За чтением незаметно прошло два часа, и консулу наскучило это занятие. Он сидел на веранде, а вокруг него в беспорядке лежали газеты. Тело консула удобно раскинулось в шезлонге, а взгляд его мечтательно бродил по райским кущам. Заросли банановых пальм выставили свои широкие щиты, чтобы защитить его от солнца. Пологий спуск от консульства к морю был весь покрыт темно-зеленой листвой лимонных и апельсиновых деревьев, которые как раз начинали цвести. Лагуна вонзалась в сушу как темный, неровный кристалл, а над ней высился белый ствол сейбового дерева, достававший, казалось, до самых облаков. Легчайший ветерок покачивал кокосовые пальмы на берегу, и их резные зеленые листья трепетали на сером фоне почти неподвижного моря. Все его чувства вкушали от щедрот окружающего мира – он видел ярко-красные, коричневато-желтые и зеленые цвета близлежащих рощ, ощущал соленый вкус морского бриза, чувствовал запахи фруктов и цветущих деревьев, и запах дыма от глиняной печки Чанки, слышал звонкий смех туземных женщин в их хижинах, песню малиновки и диминуэндо слабого прибоя, плескавшегося о берег, – но вот где-то на грани его восприятия появилась какая-то посторонняя белая точка, она постепенно увеличивалась и в конце концов превратилась в белое пятнышко, хорошо различимое на темно-серой бесконечности моря.
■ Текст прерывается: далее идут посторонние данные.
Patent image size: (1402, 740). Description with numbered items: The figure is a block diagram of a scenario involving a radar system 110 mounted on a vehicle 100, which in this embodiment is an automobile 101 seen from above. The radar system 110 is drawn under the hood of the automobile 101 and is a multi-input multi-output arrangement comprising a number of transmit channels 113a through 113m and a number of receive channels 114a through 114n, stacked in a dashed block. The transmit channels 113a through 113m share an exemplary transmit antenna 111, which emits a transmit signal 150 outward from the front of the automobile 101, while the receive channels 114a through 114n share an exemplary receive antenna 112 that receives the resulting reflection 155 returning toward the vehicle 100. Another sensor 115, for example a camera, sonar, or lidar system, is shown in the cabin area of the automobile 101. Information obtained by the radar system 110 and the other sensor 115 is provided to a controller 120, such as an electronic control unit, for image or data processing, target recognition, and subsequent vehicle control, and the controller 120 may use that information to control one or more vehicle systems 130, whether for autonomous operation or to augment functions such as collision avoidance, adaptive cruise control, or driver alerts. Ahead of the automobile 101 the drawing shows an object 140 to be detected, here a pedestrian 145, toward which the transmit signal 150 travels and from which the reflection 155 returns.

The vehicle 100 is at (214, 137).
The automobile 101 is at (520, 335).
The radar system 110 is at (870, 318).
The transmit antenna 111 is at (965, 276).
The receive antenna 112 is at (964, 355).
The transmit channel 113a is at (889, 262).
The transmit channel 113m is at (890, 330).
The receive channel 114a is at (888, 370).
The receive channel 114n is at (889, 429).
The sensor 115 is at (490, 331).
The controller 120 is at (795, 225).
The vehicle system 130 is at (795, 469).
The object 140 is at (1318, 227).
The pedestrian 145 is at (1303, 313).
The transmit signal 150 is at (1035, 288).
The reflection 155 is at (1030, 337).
С ленивым интересом он наблюдал, как это пятнышко росло, росло и росло, пока наконец не превратилось в "Идалию", идущую вдоль берега на полной скорости. Ничуть не изменив позы, он стал неотрывно смотреть на эту красивую белую яхту, как она стремительно приближалась, пока наконец не оказалась прямо напротив Коралио. Затем, неестественно выпрямившись, он следил, как она, не замедляя хода, прошла мимо и стала удаляться. Лишь минуту назад ее отделяло от берега расстояние не более мили. Он успел только увидеть, как блестят на солнце надраенные латунные поручни, да еще промелькнул полосатый тент, установленный на палубе, – и вот она уже пронеслась мимо. Как корабль на картинке в волшебном фонаре, "Идалия" пересекла освещенный круг в маленьком мирке консула и исчезла навсегда. Если бы не крошечное облачко дыма, оставшееся над краем моря, можно было бы подумать, что это вообще было нечто нематериальное, химера, возникшая в его измученном бездельем мозгу.

Гедди вернулся в кабинет и попытался снова заняться своим отчетом. Если газетная статья и не слишком взволновала его, то сейчас, когда "Идалия" бесшумно скользнула мимо, это событие умиротворило его еще больше. Он совершенно успокоился, всякая неопределенность исчезла. Он знал, что люди иногда могут питать какие-то несбыточные надежды, даже не осознавая этого своим рассудочным умом. Теперь, раз она проехала две тысячи миль, была здесь, совсем рядом, и не подала ему никакого знака, даже его внутреннему "Я" нет больше никакого смысла цепляться за прошлое.

После обеда, когда солнце уже опустилось за горы, Гедди гулял на берегу под кокосовыми пальмами. Слабый ветерок дул с моря, поднимая на его поверхности легкую рябь.